The whole idea of this 15 year-old post Lens that Sees Its Flaws is about that, but it is way too optimistic about the premise. As Eliezer keeps reminding us, the opsec mindset is very very rare in humans, and even those with it are unlikely to successfully apply it to themselves.
There is no need for superhuman AGI, even. A human level AI without human restrictions and scruples has an insurmountable advantage. Even worse than that, actually. Memetic toxoplasma does not even require human-level intelligence. SCP-like egregores can be unleashed by something lower level accidentally and hasten their evolution and the takeover of the minds. Whether this has already happened, I have no idea (and would not be able to tell, anyhow).
People were constantly mind hacked by major ideologies, but the humanity never ends. This is our way of life. The question is how to go from ideology to human extinction in technical sense. Note that most ideologies actively promote war and some are positive to human extinction, like Aum sinreko, and different apocalyptic sects.
As was said before: "A lot of the AI risk arguments seem to come... with a very particular transhumanist aesthetic about the future (nanotech, ... etc.). I find these things (especially the transhumanist stuff) to not be very convincing…
I here suggest a plausible scenario where AI can get its own infrastructure and kill all living beings without the use of nanotech and biotech. A similar plan was described in the book “A for Andromeda” by Hoyl, but for Alien AI from SETI.
I assume that no nanotech or biotech will be used in this scenario. I also assume that AI has a subgoal “kill all humans”.
In a nutshell, AI’s plan is:
1.AI promises a group of people (likely a country, probably one of the nuclear powers) a military advantage over all its rivals, but in exchange, the group should help AI to get out of the box and collaborate in building autonomous military infrastructure as well as human-independent AI-infrastructure (data centers, electricity generation, chip fabs, general-purpose robots). Military infrastructure will be based around autonomous weapons. The question about their size and aesthetics is second: it could be missiles, drones, nanobots or even robots, or some combination of them.
2. After the needed AI-infrastructure is created and the required weapons are deployed, the AI kills not only rivals of his group of people, but also the group itself.
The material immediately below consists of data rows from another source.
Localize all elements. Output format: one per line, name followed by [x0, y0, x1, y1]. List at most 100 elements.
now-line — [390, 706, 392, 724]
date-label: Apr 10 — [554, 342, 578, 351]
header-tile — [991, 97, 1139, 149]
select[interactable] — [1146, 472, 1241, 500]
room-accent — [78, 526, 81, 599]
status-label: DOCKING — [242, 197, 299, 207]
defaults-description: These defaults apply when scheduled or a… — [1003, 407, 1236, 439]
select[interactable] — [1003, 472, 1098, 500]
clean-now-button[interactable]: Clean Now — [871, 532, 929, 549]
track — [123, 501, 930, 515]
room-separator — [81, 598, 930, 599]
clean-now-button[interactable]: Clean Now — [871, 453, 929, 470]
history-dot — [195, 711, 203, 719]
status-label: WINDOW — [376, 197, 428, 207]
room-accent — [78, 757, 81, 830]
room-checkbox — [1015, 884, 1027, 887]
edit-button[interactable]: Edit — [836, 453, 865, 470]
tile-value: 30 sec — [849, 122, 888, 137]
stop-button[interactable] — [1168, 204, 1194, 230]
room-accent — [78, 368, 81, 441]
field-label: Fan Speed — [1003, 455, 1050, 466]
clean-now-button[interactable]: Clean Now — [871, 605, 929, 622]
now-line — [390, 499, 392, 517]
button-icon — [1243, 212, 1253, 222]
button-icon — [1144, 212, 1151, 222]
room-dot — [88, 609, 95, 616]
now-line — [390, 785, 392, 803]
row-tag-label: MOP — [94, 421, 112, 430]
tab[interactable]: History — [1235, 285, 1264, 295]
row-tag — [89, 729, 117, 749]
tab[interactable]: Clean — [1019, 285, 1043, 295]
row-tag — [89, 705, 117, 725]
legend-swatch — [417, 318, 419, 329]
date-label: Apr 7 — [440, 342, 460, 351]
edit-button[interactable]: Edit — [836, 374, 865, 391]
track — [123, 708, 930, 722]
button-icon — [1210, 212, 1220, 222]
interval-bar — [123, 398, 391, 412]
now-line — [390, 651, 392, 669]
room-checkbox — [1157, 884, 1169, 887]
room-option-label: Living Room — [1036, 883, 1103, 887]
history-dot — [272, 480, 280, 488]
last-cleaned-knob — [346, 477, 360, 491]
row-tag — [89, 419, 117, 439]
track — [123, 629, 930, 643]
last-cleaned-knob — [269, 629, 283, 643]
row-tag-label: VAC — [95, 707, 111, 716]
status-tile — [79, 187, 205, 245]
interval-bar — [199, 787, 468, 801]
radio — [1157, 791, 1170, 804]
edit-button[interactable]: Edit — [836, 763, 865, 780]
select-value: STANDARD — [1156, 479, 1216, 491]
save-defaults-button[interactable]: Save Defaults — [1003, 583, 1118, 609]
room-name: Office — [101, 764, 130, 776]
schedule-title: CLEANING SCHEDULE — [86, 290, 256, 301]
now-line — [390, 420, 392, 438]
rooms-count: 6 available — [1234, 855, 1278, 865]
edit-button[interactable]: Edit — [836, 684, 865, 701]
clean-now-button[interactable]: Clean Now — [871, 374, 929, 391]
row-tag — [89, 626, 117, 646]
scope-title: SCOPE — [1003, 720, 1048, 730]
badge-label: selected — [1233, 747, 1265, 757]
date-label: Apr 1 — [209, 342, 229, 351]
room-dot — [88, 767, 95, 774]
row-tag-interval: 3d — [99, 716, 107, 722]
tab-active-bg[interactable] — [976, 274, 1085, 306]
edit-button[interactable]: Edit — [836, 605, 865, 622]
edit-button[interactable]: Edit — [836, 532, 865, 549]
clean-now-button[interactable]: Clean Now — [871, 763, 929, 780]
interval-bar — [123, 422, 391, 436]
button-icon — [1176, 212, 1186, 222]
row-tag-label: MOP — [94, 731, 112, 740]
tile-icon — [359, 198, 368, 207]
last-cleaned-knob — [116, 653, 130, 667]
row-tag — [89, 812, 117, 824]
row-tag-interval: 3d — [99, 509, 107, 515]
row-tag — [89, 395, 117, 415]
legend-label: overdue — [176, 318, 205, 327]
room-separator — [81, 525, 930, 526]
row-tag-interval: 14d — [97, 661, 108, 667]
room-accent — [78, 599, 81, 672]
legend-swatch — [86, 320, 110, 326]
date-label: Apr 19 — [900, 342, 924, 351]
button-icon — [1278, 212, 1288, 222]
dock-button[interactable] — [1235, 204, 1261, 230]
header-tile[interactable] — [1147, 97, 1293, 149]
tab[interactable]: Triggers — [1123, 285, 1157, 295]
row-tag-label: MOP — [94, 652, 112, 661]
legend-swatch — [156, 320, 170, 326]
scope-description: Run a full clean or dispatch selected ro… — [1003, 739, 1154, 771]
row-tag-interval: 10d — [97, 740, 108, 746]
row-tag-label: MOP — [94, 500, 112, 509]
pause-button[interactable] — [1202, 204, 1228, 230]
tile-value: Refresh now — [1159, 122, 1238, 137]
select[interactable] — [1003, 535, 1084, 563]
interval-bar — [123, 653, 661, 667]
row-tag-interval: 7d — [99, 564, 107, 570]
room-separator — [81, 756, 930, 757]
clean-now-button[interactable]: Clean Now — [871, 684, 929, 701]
Some properties of this plan:
There is no need for AI to hide its recursive self-improvement from humans, so it will outperform other AIs which have to do RSI in secret.
Any AI-takeover plan assumes that AI will have to build an independent computational infrastructure which is capable to function without humans, or at least with the help of an enslaved group of humans.
Any AI-infrastructure-building plan converges to robots-building-other-robots, or robots self-replicating.
Any robots-building-robots plan converges to smaller and smaller “self-replicating” robots, which become eventually as close to nanotech as possible.